Interview With Caitlin Thayer: Trailblazer’s Sponsored “Barefoot Runner”

Caitlin Thayer is a barefoot runner with experience many of us haven’t come across yet with barefoot running. She made the switch to Vibrams last year and has gone through what I can only call, “The Process,” a bit sooner than I and so many of us. So, she took the time to explain how the transition was, how she came upon it, and her present day sessions with barefoot running. – Tony

What made you want to get into Barefoot running?

I started running in April of 2009 because I was training for my first 3-Day for the Cure event and after a while, I got tired of walking. I’ve never considered myself a runner, but I figured I’d give it a shot and see what happened. I did my first 5k in July 2009 and was completely hooked. So, for the rest of the year, I ran in my sneakers, and by October, when I walked in the 3-Day, I started having a lot of knee pain.

Last Spring (2010), I read Born to Run and was fascinated by the idea of running barefoot, or running in Vibram’s. He talked so much about how running barefoot would help absorb the shock created by running and had helped a lot of runners with their injuries and pain. It didn’t take long for me to want to try it out, so I looked on the Vibram website for places in Connecticut that carried them and came across, Trailblazer. I drove down one day and bought a pair of Classics, and the rest is history.

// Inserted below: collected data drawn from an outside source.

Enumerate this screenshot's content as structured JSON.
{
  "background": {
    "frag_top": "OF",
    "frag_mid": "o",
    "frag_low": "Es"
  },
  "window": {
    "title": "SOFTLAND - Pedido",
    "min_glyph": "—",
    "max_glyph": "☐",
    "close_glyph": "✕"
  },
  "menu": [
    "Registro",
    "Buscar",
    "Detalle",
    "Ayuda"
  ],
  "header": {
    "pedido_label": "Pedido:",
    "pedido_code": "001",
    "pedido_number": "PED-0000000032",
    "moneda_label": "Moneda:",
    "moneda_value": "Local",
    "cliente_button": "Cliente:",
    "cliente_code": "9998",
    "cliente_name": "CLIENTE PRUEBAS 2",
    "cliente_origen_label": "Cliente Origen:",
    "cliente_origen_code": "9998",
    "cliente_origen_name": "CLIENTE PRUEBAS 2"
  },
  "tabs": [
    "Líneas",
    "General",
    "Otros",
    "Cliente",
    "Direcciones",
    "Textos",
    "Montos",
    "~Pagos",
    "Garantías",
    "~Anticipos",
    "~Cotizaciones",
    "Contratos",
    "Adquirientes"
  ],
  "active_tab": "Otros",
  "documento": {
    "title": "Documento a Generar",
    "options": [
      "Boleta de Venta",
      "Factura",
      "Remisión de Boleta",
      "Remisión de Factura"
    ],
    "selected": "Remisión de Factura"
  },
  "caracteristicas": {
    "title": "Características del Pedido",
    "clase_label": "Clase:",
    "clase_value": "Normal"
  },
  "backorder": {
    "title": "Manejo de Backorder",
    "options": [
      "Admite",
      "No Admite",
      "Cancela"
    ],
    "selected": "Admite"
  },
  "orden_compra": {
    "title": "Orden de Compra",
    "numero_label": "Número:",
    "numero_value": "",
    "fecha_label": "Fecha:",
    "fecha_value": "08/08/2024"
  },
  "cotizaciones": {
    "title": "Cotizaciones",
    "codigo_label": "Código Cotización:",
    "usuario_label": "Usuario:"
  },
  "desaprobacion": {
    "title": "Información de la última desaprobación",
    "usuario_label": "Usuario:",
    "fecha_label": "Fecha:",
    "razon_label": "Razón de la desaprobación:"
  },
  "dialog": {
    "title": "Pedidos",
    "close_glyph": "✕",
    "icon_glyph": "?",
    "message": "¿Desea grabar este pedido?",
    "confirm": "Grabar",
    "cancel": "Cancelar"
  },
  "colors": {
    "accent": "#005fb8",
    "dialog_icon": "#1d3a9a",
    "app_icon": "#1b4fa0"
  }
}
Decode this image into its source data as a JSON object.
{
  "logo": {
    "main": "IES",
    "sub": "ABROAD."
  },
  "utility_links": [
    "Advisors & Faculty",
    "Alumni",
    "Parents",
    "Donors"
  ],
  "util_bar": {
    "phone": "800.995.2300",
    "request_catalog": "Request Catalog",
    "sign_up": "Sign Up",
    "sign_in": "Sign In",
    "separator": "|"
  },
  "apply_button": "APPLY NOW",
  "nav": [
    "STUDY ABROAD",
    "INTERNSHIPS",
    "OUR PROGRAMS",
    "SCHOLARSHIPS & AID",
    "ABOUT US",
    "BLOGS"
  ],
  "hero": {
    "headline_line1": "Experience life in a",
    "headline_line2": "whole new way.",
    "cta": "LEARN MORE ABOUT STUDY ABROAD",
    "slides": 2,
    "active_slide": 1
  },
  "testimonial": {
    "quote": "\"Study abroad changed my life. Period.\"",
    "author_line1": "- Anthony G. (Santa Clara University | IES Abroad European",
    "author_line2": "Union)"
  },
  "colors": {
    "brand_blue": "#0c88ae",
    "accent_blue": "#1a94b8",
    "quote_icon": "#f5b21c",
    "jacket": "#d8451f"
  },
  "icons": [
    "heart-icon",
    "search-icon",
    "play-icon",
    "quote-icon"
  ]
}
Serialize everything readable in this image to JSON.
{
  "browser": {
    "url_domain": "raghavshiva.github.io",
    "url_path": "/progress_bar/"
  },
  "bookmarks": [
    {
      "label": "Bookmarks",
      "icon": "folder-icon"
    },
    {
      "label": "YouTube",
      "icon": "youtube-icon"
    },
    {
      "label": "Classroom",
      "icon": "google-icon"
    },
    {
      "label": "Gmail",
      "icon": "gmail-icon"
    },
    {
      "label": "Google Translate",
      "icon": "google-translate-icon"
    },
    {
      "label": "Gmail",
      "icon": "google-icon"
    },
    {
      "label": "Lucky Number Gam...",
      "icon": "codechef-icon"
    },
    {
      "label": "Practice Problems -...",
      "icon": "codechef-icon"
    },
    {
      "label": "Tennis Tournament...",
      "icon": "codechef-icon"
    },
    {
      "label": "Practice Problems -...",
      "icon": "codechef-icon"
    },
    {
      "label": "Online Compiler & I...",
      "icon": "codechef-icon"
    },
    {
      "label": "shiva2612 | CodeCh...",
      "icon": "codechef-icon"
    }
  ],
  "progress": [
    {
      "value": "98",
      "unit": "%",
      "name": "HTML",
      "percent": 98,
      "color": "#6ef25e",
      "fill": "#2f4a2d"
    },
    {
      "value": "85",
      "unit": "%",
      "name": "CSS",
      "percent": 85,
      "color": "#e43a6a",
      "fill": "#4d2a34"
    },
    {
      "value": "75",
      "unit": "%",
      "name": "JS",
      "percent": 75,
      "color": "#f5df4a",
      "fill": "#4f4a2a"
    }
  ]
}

What barefoot shoes have you tried and do you think there are major differences in the styles?

At this point, I’ve only tried Vibrams. I’ve run in the Classics, the TrekSports and the Bikilas. Different styles of Vibrams definitely feel differently when you’re running in them. I’d be interested in try different brands of barefoot shoes, but so far I’ve loved the Vibrams, so I’ve stuck with them.

I gave the Merrell Training Glove’s a shot this week and they completely kicked my butt. I lasted 14.5 minutes on the treadmill until my lower legs caught on fire. Is this “The Process?”

Unfortunately, that is the process. When you’re getting started with barefoot running, you have to start EXTREMELY slowly. All of the barefoot running guides say that when you’re first getting started, you’ll jog 100 yards and then stop and try again the next day. You don’t think about the muscles that you’re not using when running in sneakers. Running barefoot really brings all of that to the forefront and makes you VERY aware of what muscles you haven’t been using. When I first got started, I ran my first barefoot 5k after a month and a half of training, and I still felt like my calves might explode afterward. So it’s a slow process.

How long did it take you to feel like you were making progress and getting stronger?

I felt like I was getting stronger almost immediately. It’s hard not to when your legs are so sore; you have to feel like you’re going through all that for something. It took a couple of months to be able to run a 5k without anything, but the usual soreness. Even now, if I don’t keep up with running then my calves will burn again, so you’ve got to keep up with it.

Has this helped with an injury? I remember you saying you had some previous issues…

Right, so my knees now rarely hurt. I’ll feel pain when I get lazy or tired and stop running correctly. Every once in a while, I’ll revert back to heel striking and immediately regret it. So long as I run correctly then I am pain free!

Because barefoot running shoes are so minimal, do you feel like you’re less protected from outside environments like toe stubbing, glass, or even rocks or cracks in the road?

Absolutely. Stubbing your toe is the WORST, especially in cold weather. Makes me feel like I’ve broken my toe, even through it’s just a minor scratch. I definitely have to pay attention to what I’m running on and try and avoid rocks. I do a race in the summer called the X-Treme Scramble in Hartford and part of the course is on a rocky/gravely trail. Whenever I hit that part I have to slow down and almost hop along trying to avoid the sharp rocks. Although when I got the TrekSports, I couldn’t feel those things anymore so it was nice not to worry about it as much.

What do you say to people who think barefoot running is just a fad?

I honestly haven’t had many people say that to me. Most people are just stunned by the kind of shoes I wear and ask a lot of questions about them. If someone did say that to me, I’d say that OK, maybe it is just a fad. But it works for me and it seems to be working for more and more people, so only time will tell if people will stick with it. I can honestly say that I can’t picture myself running in sneakers ever again.

Once you were used to the barefoot runners did it make you quit using your old regular running shoes?

Definitely. As soon as my legs were strong enough I threw my sneakers in the closet and haven’t taken them out since.

Are you now able to run as long as you used to in the barefoot runners?

Farther! I’m still a fairly new runner and for that first year I only did 5ks. I ran the Hartford Half Marathon last October in my Vibrams. Actually, eight miles in the Vibrams, and the last 5 miles, totally barefoot.